I liked When You’re Strange as far as it went, but it wasn’t anything to jump up and down about. (Never saw the Johnny Depp-narrated version.) I gave Conor McPherson‘s The Eclipse a 7 — nice mood, gripping vibe at times, horrible emphasis on Aidan Quinn‘s boorish-and-boozy-Irish-writer character. I hated most of The Red Riding Trilogy (particularly the first one, 1984, with Andrew Garfield), in large part because I couldn’t understand half of it. I never got to see Exit Through The Gift Shop — nolo contendere.
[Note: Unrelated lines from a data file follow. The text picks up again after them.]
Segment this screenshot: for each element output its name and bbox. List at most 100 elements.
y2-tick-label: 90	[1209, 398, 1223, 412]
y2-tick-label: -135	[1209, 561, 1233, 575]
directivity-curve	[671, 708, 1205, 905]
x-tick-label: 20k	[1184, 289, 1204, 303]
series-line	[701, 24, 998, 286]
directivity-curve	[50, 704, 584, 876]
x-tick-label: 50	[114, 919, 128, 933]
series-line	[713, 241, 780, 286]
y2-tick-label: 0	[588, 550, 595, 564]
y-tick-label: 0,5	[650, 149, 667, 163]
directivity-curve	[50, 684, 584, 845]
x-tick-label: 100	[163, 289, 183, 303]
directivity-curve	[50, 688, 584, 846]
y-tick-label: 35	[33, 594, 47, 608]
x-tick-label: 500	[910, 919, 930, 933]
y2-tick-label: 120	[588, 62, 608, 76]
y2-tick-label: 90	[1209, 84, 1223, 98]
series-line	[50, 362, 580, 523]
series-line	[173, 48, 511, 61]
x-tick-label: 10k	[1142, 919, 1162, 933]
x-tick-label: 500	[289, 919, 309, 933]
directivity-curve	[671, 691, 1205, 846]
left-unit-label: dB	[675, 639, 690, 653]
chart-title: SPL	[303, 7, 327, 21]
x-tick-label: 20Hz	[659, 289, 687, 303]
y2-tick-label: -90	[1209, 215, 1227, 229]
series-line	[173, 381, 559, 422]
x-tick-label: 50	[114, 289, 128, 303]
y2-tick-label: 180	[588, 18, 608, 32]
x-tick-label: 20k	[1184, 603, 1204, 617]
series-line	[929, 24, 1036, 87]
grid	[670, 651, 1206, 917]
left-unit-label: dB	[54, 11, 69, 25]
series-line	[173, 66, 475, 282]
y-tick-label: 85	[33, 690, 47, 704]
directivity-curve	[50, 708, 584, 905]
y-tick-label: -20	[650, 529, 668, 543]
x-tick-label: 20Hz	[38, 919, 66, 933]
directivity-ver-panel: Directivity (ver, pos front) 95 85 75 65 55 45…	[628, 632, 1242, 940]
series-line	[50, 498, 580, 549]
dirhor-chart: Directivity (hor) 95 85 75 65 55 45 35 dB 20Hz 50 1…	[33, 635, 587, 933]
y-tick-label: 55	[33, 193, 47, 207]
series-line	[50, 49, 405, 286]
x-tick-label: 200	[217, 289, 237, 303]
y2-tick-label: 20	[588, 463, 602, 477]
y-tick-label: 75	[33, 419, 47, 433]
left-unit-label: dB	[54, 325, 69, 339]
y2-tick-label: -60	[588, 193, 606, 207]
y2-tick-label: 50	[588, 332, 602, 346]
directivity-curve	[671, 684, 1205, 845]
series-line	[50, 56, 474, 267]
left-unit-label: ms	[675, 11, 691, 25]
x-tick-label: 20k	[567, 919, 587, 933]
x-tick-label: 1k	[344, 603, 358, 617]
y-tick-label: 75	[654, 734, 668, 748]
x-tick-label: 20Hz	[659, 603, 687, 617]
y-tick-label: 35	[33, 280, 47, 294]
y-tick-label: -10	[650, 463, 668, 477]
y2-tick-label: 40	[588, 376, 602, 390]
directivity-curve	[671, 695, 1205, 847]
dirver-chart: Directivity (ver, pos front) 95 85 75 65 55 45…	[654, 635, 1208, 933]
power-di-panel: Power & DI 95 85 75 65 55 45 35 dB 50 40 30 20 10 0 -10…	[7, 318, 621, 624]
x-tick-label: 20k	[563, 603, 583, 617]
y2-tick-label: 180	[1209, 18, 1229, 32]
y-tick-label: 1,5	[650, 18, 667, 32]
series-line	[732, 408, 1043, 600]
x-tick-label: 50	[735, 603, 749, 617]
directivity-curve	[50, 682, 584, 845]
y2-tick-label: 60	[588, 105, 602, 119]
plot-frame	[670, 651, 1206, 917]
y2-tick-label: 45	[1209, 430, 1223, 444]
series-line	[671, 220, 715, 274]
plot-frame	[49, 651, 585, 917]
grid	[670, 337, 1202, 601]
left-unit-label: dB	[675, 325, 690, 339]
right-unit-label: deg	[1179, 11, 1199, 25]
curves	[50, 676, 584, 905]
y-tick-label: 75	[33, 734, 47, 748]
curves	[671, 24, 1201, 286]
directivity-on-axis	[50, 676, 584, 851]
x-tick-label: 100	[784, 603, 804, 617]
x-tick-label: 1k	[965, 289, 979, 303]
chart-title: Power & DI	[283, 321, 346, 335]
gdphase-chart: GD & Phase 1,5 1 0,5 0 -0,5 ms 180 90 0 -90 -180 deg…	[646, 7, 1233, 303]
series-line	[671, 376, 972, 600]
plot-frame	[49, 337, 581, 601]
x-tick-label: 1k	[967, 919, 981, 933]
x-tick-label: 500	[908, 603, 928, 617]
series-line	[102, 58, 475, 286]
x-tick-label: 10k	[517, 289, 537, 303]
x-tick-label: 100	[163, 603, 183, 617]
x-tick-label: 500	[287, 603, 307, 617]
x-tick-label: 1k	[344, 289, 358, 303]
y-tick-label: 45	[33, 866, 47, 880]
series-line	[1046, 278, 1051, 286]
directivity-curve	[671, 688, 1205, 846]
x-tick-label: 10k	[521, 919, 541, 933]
Shutter Island is way too obvious and emphatic — a feverish, ultra-labored atmospheric dream by way of thunder, lightning, heaving seas, jagged rocks and round sweaty faces. Winter’s Bone is about Jennifer Lawrence‘s lead performance — the film is grungy and draggy and vaguely depressing with too many middle-aged beard-os in plaid shirts sucking down cigarettes. The Girl with the Dragon Tattoo is an airport-lounge movie — plot, clue, plot, clue, plot, clue, plot, clue, plot, clue.
My best of the year so far are Lee Unkrich‘s Toy Story 3, Alejandro Gonzalez Inarritu‘s Biutiful (Cannes), Doug Liman‘s Fair Game (Cannes), Olivier Assayas‘ Carlos (Cannes), Aaron Schneider‘s Get Low, Noah Baumbach‘s Greenberg, Roman Polanski‘s The Ghost Writer and Philipp Stolzl‘s North Face. I presume I’ll be putting Chris Nolan‘s Inception to this list fairly soon.
The best docs are Charles Ferguson‘s Inside Job (Cannes); Amir Bar Lev‘s The Tillman Story; Alex Gibney‘s Untitled Eliot Spitzer Film; Kate Davis and David Heilbroner‘s Stonewall Uprising; Vikram Jayanti‘s The Agony and the Ecstasy of Phil Spector; and Don Argott‘s Art of the Steal.